14 Stand therefore, and fasten the belt of truth around your waist, and put on the breastplate of righteousness.” So right away he is talking about speaking truth, not staying silent, standing firm and courageous with the breastplate of righteousness. Be convinced that God will enable us to do the right thing.
15 As shoes for your feet put on whatever will make you ready to proclaim the gospel of peace.” If you don’t have the right shoes, you won’t want to walk against the grain. 16With all of these, take the shield of faith, with which you will be able to quench all the flaming arrows of the evil one.
17 Take the helmet of salvation, and the sword of the Spirit, which is the word of God.
18Pray in the Spirit at all times in every prayer and supplication.
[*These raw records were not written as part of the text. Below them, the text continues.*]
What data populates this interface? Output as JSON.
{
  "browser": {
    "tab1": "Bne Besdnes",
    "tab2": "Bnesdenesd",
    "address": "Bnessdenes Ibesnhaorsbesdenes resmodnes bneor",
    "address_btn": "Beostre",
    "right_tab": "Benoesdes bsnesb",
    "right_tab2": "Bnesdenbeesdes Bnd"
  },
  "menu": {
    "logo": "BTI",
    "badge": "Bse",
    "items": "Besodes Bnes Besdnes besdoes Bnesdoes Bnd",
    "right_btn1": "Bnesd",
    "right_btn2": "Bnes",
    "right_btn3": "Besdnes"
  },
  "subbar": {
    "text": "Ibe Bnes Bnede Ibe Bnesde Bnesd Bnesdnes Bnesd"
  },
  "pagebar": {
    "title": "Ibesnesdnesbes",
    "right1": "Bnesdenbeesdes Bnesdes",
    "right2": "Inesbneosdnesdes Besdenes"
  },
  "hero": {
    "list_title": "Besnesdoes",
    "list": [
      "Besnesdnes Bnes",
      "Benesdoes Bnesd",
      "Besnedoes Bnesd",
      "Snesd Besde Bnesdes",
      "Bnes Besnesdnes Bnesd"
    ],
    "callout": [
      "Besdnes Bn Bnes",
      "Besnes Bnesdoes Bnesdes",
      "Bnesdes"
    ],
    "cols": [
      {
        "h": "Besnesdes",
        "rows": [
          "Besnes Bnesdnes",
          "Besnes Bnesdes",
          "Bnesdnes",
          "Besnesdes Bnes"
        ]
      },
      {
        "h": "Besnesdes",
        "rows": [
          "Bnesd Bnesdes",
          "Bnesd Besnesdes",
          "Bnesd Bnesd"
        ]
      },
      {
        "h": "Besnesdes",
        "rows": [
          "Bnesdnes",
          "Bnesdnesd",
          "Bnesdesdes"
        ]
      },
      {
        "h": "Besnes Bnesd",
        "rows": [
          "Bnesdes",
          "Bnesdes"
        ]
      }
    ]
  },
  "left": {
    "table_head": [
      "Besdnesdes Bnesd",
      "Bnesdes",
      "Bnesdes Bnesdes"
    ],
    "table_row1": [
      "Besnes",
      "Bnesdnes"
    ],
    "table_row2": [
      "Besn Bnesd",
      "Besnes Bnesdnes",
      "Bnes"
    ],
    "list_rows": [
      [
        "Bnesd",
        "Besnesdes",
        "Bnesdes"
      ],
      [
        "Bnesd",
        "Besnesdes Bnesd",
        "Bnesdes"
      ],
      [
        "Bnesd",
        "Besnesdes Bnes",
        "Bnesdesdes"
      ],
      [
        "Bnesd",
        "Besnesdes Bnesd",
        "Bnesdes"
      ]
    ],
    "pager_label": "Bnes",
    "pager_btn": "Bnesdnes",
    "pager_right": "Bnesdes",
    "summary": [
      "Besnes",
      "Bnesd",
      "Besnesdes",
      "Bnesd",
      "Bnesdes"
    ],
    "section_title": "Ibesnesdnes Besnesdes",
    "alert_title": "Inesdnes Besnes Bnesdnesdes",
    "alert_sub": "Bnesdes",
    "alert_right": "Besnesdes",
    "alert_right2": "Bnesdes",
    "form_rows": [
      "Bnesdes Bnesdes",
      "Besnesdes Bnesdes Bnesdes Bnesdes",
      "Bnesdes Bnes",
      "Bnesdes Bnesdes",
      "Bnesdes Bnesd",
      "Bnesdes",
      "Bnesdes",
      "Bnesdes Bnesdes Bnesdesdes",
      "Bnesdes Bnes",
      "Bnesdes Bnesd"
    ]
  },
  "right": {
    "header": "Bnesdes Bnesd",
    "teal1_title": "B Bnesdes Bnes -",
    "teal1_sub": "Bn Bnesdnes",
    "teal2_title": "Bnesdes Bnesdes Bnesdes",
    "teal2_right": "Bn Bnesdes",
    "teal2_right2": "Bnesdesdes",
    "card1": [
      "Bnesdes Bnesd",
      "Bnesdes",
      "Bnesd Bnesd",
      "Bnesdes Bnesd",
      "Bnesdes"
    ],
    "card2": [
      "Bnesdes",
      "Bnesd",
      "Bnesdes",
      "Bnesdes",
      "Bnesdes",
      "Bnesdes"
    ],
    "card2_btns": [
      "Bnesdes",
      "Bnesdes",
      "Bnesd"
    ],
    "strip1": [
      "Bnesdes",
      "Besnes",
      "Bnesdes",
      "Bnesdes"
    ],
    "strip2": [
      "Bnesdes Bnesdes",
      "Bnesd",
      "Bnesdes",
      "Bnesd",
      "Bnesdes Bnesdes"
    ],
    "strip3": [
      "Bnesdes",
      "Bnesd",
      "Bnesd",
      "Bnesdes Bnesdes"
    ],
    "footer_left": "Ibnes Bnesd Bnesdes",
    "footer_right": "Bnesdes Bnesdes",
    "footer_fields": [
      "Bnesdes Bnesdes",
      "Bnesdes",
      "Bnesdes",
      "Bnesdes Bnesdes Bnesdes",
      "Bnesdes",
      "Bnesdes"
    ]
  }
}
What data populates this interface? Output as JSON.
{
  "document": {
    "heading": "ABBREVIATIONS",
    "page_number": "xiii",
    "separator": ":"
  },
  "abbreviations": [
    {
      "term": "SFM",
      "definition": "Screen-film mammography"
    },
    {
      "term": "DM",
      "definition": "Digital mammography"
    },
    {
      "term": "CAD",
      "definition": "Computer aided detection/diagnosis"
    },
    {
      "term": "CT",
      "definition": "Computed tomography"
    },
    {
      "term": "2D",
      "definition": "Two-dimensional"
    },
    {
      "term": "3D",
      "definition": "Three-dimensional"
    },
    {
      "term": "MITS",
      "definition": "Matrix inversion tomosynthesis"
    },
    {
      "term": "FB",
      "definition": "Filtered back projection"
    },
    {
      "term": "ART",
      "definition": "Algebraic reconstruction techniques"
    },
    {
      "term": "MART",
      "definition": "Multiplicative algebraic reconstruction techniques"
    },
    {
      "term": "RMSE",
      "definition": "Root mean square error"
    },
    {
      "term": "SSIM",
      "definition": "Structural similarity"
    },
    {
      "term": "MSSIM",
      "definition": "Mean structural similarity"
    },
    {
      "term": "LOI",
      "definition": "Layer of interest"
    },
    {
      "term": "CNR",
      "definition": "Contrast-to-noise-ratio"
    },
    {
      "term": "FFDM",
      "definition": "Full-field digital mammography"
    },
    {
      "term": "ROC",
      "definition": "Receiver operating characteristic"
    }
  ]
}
I was intrigued by the title the “Psychology of Evil,” not only because of the apparent police abuse of power, but also because I have been thinking of how many people have been caught up in the drug cartel violence in Mexico and Central America. Ordinary people get threatened and then join the gang; then, before they know it, they can murder and rape without thought. A spiritual darkness has captured them and the whole region. What is to keep us for doing the same? Putting on the whole armor of God, by the grace of Christ, we join her together to pray, to set ourselves, our families and our nation and the world on the path of goodness. And we think love is contagious, heroic love is contagious, the tenacity and faith to climb and prosper through honest hard work and kindness is contagious. We caught this love disease from Jesus. And we are going to keep passing it around. We can be positive, kind, loving and truthful. We can be heroes. We can reverse those social processes as the church.